TV and Social Media: Increasing Mental Health Awareness

Hi, thank you for visiting my blog, I hope you enjoy my first post! My posts will be mainly focused on mental health issues and topics, with the aim to inform and increase awareness. Before I start, my blog is primarily based on personal views and experience, sometimes referring to research and some background information, with the aim of helping anyone who may be suffering, or know of anyone suffering from a mental health illness. I would welcome any advice and feedback on my blogs, or your personal thoughts on the topic.

With a rise in the number of individuals diagnosed with a mental health illness, perhaps TV and social media is the key to increasing awareness, which can lead to an earlier diagnosis and treatment. It’s estimated that around one in four suffers from a mental health illness. So, if 100 people view this blog (that’s me being over enthusiastic), then around 25 of my viewers has some form of mental illness (if my maths is correct!)

Young people specifically are turning to social media for help and advice with their mental health problems, looking to find people in similar situations to themselves. Leading charities and organisations have taken to social media platforms to increase awareness, using the infamous #tag to allow individuals to join campaigns, creating a sense of belonging. However, the use of social media has also been linked to mental health related illness (but, that’s a blog for another day!)

With audiences in their millions, many TV shows have recently included storylines that involve characters experiencing mental health problems. EastEnders actress Lacey Turners recent portrayal of a bipolar episode is an example of how the media and TV can influence and inform viewers. I myself am an EastEnders fan, but during the week of Stacey’s bipolar breakdown, I was glued to the TV; it was so intense, and she played the role outstandingly. Every individuals experience with mental health is unique and varies in severity, but portrayals of some major mental health illnesses through TV can really help to increase awareness of particular symptoms and behaviours, prompting professional help.
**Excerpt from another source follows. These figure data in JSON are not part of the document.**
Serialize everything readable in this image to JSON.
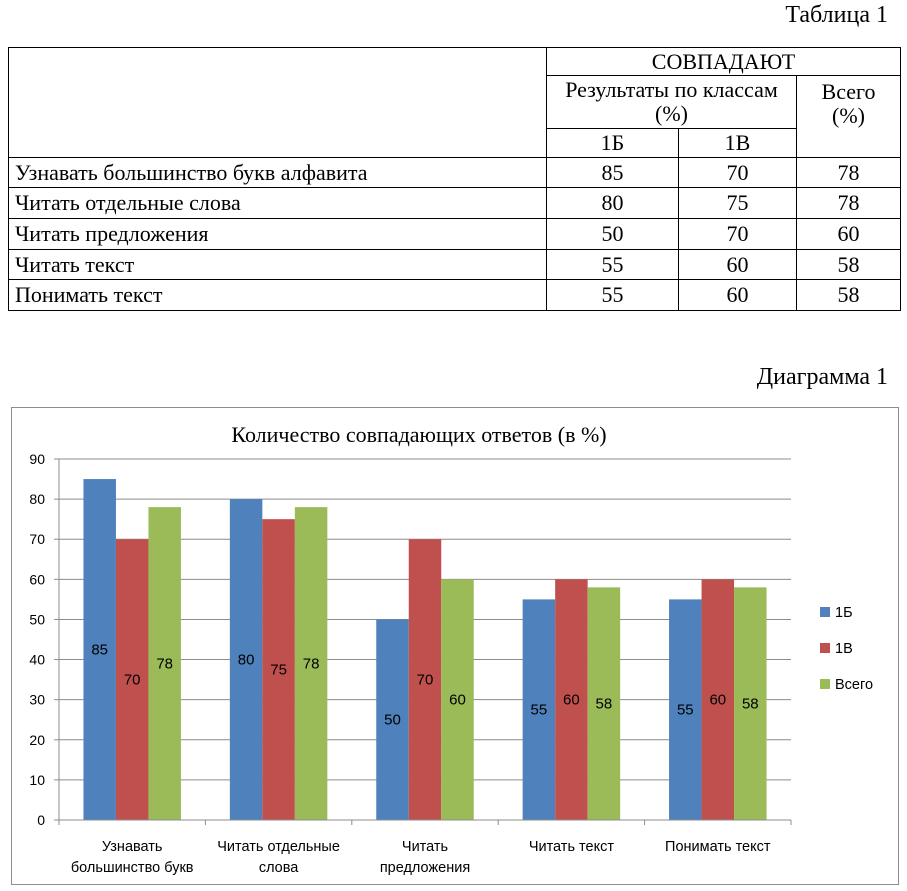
{
  "table_caption": "Таблица 1",
  "chart_caption": "Диаграмма 1",
  "table": {
    "group_header": "СОВПАДАЮТ",
    "sub_header": "Результаты по классам (%)",
    "total_header": "Всего (%)",
    "col_headers": [
      "1Б",
      "1В"
    ],
    "rows": [
      {
        "label": "Узнавать большинство букв алфавита",
        "values": [
          "85",
          "70",
          "78"
        ]
      },
      {
        "label": "Читать отдельные слова",
        "values": [
          "80",
          "75",
          "78"
        ]
      },
      {
        "label": "Читать предложения",
        "values": [
          "50",
          "70",
          "60"
        ]
      },
      {
        "label": "Читать текст",
        "values": [
          "55",
          "60",
          "58"
        ]
      },
      {
        "label": "Понимать текст",
        "values": [
          "55",
          "60",
          "58"
        ]
      }
    ]
  },
  "chart_data": {
    "type": "bar",
    "title": "Количество совпадающих ответов  (в %)",
    "categories": [
      [
        "Узнавать",
        "большинство букв"
      ],
      [
        "Читать отдельные",
        "слова"
      ],
      [
        "Читать",
        "предложения"
      ],
      [
        "Читать текст"
      ],
      [
        "Понимать текст"
      ]
    ],
    "series": [
      {
        "name": "1Б",
        "color": "#4f81bd",
        "values": [
          85,
          80,
          50,
          55,
          55
        ]
      },
      {
        "name": "1В",
        "color": "#c0504d",
        "values": [
          70,
          75,
          70,
          60,
          60
        ]
      },
      {
        "name": "Всего",
        "color": "#9bbb59",
        "values": [
          78,
          78,
          60,
          58,
          58
        ]
      }
    ],
    "ylim": [
      0,
      90
    ],
    "yticks": [
      0,
      10,
      20,
      30,
      40,
      50,
      60,
      70,
      80,
      90
    ],
    "grid": true,
    "legend": "right",
    "data_labels": true
  }
}
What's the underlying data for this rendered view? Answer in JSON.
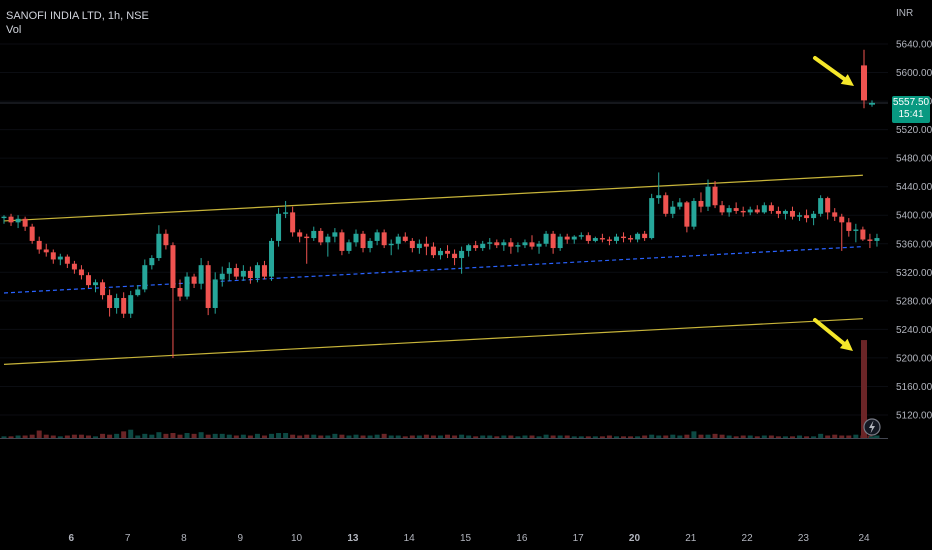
{
  "header": {
    "symbol": "SANOFI INDIA LTD, 1h, NSE",
    "volume_label": "Vol",
    "currency": "INR"
  },
  "price_tag": {
    "price": "5557.50",
    "countdown": "15:41"
  },
  "colors": {
    "up": "#26a69a",
    "down": "#ef5350",
    "vol_up": "#0d4a44",
    "vol_down": "#6b2527",
    "channel": "#c8b53a",
    "midline": "#2962ff",
    "arrow": "#f5e72a",
    "price_tag": "#089981"
  },
  "chart_data": {
    "type": "candlestick",
    "title": "SANOFI INDIA LTD, 1h, NSE",
    "y_axis": {
      "min": 5100,
      "max": 5680,
      "ticks": [
        "5640.00",
        "5600.00",
        "5560.00",
        "5520.00",
        "5480.00",
        "5440.00",
        "5400.00",
        "5360.00",
        "5320.00",
        "5280.00",
        "5240.00",
        "5200.00",
        "5160.00",
        "5120.00"
      ],
      "tick_values": [
        5640,
        5600,
        5560,
        5520,
        5480,
        5440,
        5400,
        5360,
        5320,
        5280,
        5240,
        5200,
        5160,
        5120
      ]
    },
    "x_axis": {
      "ticks": [
        {
          "label": "6",
          "bold": true,
          "index": 7
        },
        {
          "label": "7",
          "bold": false,
          "index": 15
        },
        {
          "label": "8",
          "bold": false,
          "index": 23
        },
        {
          "label": "9",
          "bold": false,
          "index": 31
        },
        {
          "label": "10",
          "bold": false,
          "index": 39
        },
        {
          "label": "13",
          "bold": true,
          "index": 47
        },
        {
          "label": "14",
          "bold": false,
          "index": 55
        },
        {
          "label": "15",
          "bold": false,
          "index": 63
        },
        {
          "label": "16",
          "bold": false,
          "index": 71
        },
        {
          "label": "17",
          "bold": false,
          "index": 79
        },
        {
          "label": "20",
          "bold": true,
          "index": 87
        },
        {
          "label": "21",
          "bold": false,
          "index": 95
        },
        {
          "label": "22",
          "bold": false,
          "index": 103
        },
        {
          "label": "23",
          "bold": false,
          "index": 111
        },
        {
          "label": "24",
          "bold": false,
          "index": 119
        }
      ]
    },
    "last_price": 5557.5,
    "candles": [
      [
        5396,
        5400,
        5388,
        5398,
        2
      ],
      [
        5398,
        5402,
        5385,
        5390,
        2
      ],
      [
        5390,
        5400,
        5382,
        5395,
        3
      ],
      [
        5395,
        5398,
        5378,
        5384,
        3
      ],
      [
        5384,
        5388,
        5360,
        5364,
        4
      ],
      [
        5364,
        5370,
        5346,
        5352,
        9
      ],
      [
        5352,
        5360,
        5342,
        5348,
        4
      ],
      [
        5348,
        5352,
        5332,
        5338,
        3
      ],
      [
        5338,
        5346,
        5330,
        5342,
        2
      ],
      [
        5342,
        5345,
        5326,
        5332,
        3
      ],
      [
        5332,
        5336,
        5318,
        5324,
        4
      ],
      [
        5324,
        5330,
        5310,
        5316,
        4
      ],
      [
        5316,
        5320,
        5298,
        5302,
        3
      ],
      [
        5302,
        5310,
        5292,
        5306,
        2
      ],
      [
        5306,
        5310,
        5282,
        5288,
        5
      ],
      [
        5288,
        5296,
        5258,
        5270,
        4
      ],
      [
        5270,
        5290,
        5262,
        5284,
        5
      ],
      [
        5284,
        5292,
        5256,
        5262,
        8
      ],
      [
        5262,
        5294,
        5256,
        5288,
        10
      ],
      [
        5288,
        5302,
        5286,
        5296,
        3
      ],
      [
        5296,
        5338,
        5292,
        5330,
        5
      ],
      [
        5330,
        5344,
        5324,
        5340,
        4
      ],
      [
        5340,
        5386,
        5336,
        5374,
        7
      ],
      [
        5374,
        5380,
        5352,
        5358,
        5
      ],
      [
        5358,
        5362,
        5200,
        5298,
        6
      ],
      [
        5298,
        5310,
        5280,
        5286,
        4
      ],
      [
        5286,
        5320,
        5282,
        5314,
        6
      ],
      [
        5314,
        5318,
        5298,
        5304,
        5
      ],
      [
        5304,
        5340,
        5296,
        5330,
        7
      ],
      [
        5330,
        5336,
        5260,
        5270,
        4
      ],
      [
        5270,
        5320,
        5262,
        5310,
        5
      ],
      [
        5310,
        5328,
        5300,
        5318,
        5
      ],
      [
        5318,
        5334,
        5308,
        5326,
        4
      ],
      [
        5326,
        5332,
        5310,
        5314,
        3
      ],
      [
        5314,
        5330,
        5308,
        5322,
        4
      ],
      [
        5322,
        5328,
        5304,
        5312,
        3
      ],
      [
        5312,
        5334,
        5306,
        5330,
        5
      ],
      [
        5330,
        5336,
        5310,
        5314,
        3
      ],
      [
        5314,
        5368,
        5308,
        5364,
        5
      ],
      [
        5364,
        5410,
        5356,
        5402,
        6
      ],
      [
        5402,
        5420,
        5396,
        5404,
        6
      ],
      [
        5404,
        5412,
        5370,
        5376,
        4
      ],
      [
        5376,
        5380,
        5362,
        5370,
        3
      ],
      [
        5370,
        5374,
        5332,
        5368,
        4
      ],
      [
        5368,
        5384,
        5364,
        5378,
        4
      ],
      [
        5378,
        5382,
        5358,
        5362,
        3
      ],
      [
        5362,
        5374,
        5342,
        5370,
        3
      ],
      [
        5370,
        5382,
        5362,
        5376,
        5
      ],
      [
        5376,
        5380,
        5344,
        5350,
        4
      ],
      [
        5350,
        5366,
        5346,
        5362,
        3
      ],
      [
        5362,
        5380,
        5356,
        5374,
        4
      ],
      [
        5374,
        5378,
        5348,
        5354,
        3
      ],
      [
        5354,
        5368,
        5348,
        5364,
        3
      ],
      [
        5364,
        5380,
        5358,
        5376,
        4
      ],
      [
        5376,
        5380,
        5354,
        5358,
        5
      ],
      [
        5358,
        5366,
        5344,
        5360,
        3
      ],
      [
        5360,
        5374,
        5352,
        5370,
        3
      ],
      [
        5370,
        5376,
        5362,
        5364,
        2
      ],
      [
        5364,
        5368,
        5348,
        5354,
        3
      ],
      [
        5354,
        5366,
        5346,
        5360,
        3
      ],
      [
        5360,
        5370,
        5344,
        5356,
        4
      ],
      [
        5356,
        5362,
        5340,
        5344,
        3
      ],
      [
        5344,
        5354,
        5338,
        5350,
        3
      ],
      [
        5350,
        5358,
        5340,
        5346,
        4
      ],
      [
        5346,
        5352,
        5330,
        5340,
        3
      ],
      [
        5340,
        5356,
        5318,
        5350,
        4
      ],
      [
        5350,
        5360,
        5342,
        5358,
        3
      ],
      [
        5358,
        5364,
        5350,
        5354,
        2
      ],
      [
        5354,
        5364,
        5350,
        5360,
        3
      ],
      [
        5360,
        5368,
        5352,
        5362,
        3
      ],
      [
        5362,
        5366,
        5354,
        5358,
        2
      ],
      [
        5358,
        5366,
        5350,
        5362,
        3
      ],
      [
        5362,
        5368,
        5346,
        5356,
        3
      ],
      [
        5356,
        5362,
        5348,
        5358,
        2
      ],
      [
        5358,
        5366,
        5354,
        5362,
        3
      ],
      [
        5362,
        5372,
        5352,
        5356,
        3
      ],
      [
        5356,
        5364,
        5346,
        5360,
        2
      ],
      [
        5360,
        5378,
        5356,
        5374,
        4
      ],
      [
        5374,
        5378,
        5346,
        5354,
        3
      ],
      [
        5354,
        5374,
        5350,
        5370,
        3
      ],
      [
        5370,
        5374,
        5360,
        5366,
        3
      ],
      [
        5366,
        5372,
        5360,
        5370,
        2
      ],
      [
        5370,
        5376,
        5366,
        5372,
        2
      ],
      [
        5372,
        5376,
        5360,
        5364,
        2
      ],
      [
        5364,
        5370,
        5362,
        5368,
        2
      ],
      [
        5368,
        5374,
        5362,
        5366,
        2
      ],
      [
        5366,
        5370,
        5358,
        5364,
        3
      ],
      [
        5364,
        5374,
        5360,
        5370,
        2
      ],
      [
        5370,
        5376,
        5362,
        5368,
        2
      ],
      [
        5368,
        5372,
        5362,
        5366,
        2
      ],
      [
        5366,
        5376,
        5362,
        5374,
        2
      ],
      [
        5374,
        5378,
        5364,
        5368,
        3
      ],
      [
        5368,
        5430,
        5366,
        5424,
        4
      ],
      [
        5424,
        5460,
        5416,
        5428,
        3
      ],
      [
        5428,
        5432,
        5398,
        5402,
        3
      ],
      [
        5402,
        5420,
        5396,
        5412,
        4
      ],
      [
        5412,
        5424,
        5408,
        5418,
        3
      ],
      [
        5418,
        5420,
        5376,
        5384,
        4
      ],
      [
        5384,
        5424,
        5380,
        5420,
        8
      ],
      [
        5420,
        5432,
        5404,
        5412,
        4
      ],
      [
        5412,
        5450,
        5406,
        5440,
        4
      ],
      [
        5440,
        5448,
        5410,
        5414,
        5
      ],
      [
        5414,
        5420,
        5400,
        5404,
        4
      ],
      [
        5404,
        5414,
        5398,
        5410,
        3
      ],
      [
        5410,
        5418,
        5402,
        5406,
        2
      ],
      [
        5406,
        5412,
        5398,
        5404,
        3
      ],
      [
        5404,
        5412,
        5400,
        5408,
        3
      ],
      [
        5408,
        5414,
        5402,
        5404,
        2
      ],
      [
        5404,
        5418,
        5402,
        5414,
        3
      ],
      [
        5414,
        5418,
        5402,
        5406,
        3
      ],
      [
        5406,
        5412,
        5396,
        5402,
        2
      ],
      [
        5402,
        5408,
        5394,
        5406,
        2
      ],
      [
        5406,
        5412,
        5394,
        5398,
        2
      ],
      [
        5398,
        5404,
        5392,
        5400,
        3
      ],
      [
        5400,
        5408,
        5390,
        5396,
        2
      ],
      [
        5396,
        5406,
        5386,
        5402,
        2
      ],
      [
        5402,
        5428,
        5398,
        5424,
        5
      ],
      [
        5424,
        5426,
        5394,
        5404,
        3
      ],
      [
        5404,
        5410,
        5392,
        5398,
        4
      ],
      [
        5398,
        5402,
        5350,
        5390,
        3
      ],
      [
        5390,
        5396,
        5370,
        5378,
        3
      ],
      [
        5378,
        5388,
        5362,
        5380,
        4
      ],
      [
        5380,
        5384,
        5364,
        5366,
        3
      ],
      [
        5366,
        5374,
        5354,
        5364,
        3
      ],
      [
        5364,
        5374,
        5356,
        5368,
        3
      ]
    ],
    "last_candles": [
      [
        5610,
        5632,
        5550,
        5561,
        118
      ],
      [
        5555,
        5561,
        5552,
        5557.5,
        2
      ]
    ],
    "lines": {
      "channel_upper": [
        [
          0,
          5392
        ],
        [
          122,
          5456
        ]
      ],
      "channel_lower": [
        [
          0,
          5191
        ],
        [
          122,
          5255
        ]
      ],
      "midline": [
        [
          0,
          5291
        ],
        [
          122,
          5356
        ]
      ]
    }
  }
}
Social stigma surrounding mental health still exists – not quite so much as several years ago, but nevertheless, people still look at those with a mental illness in the same way. So, how can TV and social media help to change this? With the rise in mental health campaigns and personal stories being told (including celebrities personal experiences), awareness of major mental illnesses has significantly increased. Through actors portraying mentally ill characters, viewers are able to understand the range of symptoms that can be experienced. The recent death of actor Robin Williams’ battle with depression recently sparked elevated awareness of the disorder through social media and TV. Other celebrities, such as Stephen Fry (English comedian battling bipolar disorder) and Solange Knowles (Beyonce Knowles sister, diagnosed with ADHD) have been influential through their personal stories, helping individuals to seek help.

Social media particularly gives individuals a form of outlet, a way to let their stories be heard (without even having an identity). This combined with the fact there are others going through similar experiences, gives individuals a sense of belonging. In short, both TV and social media really have helped to increase awareness and understanding of mental health. However, I will explore the issue that social media can also lead to mental health related problems, in a later blog.

I’ve tried to keep this blog short, hopefully you enjoyed reading it. If you’re interested in such TV shows and documentaries, BBC One has dedicated two weeks to exploring mental health in order to increase awareness, starting on Monday 15th February. Thank you for reading!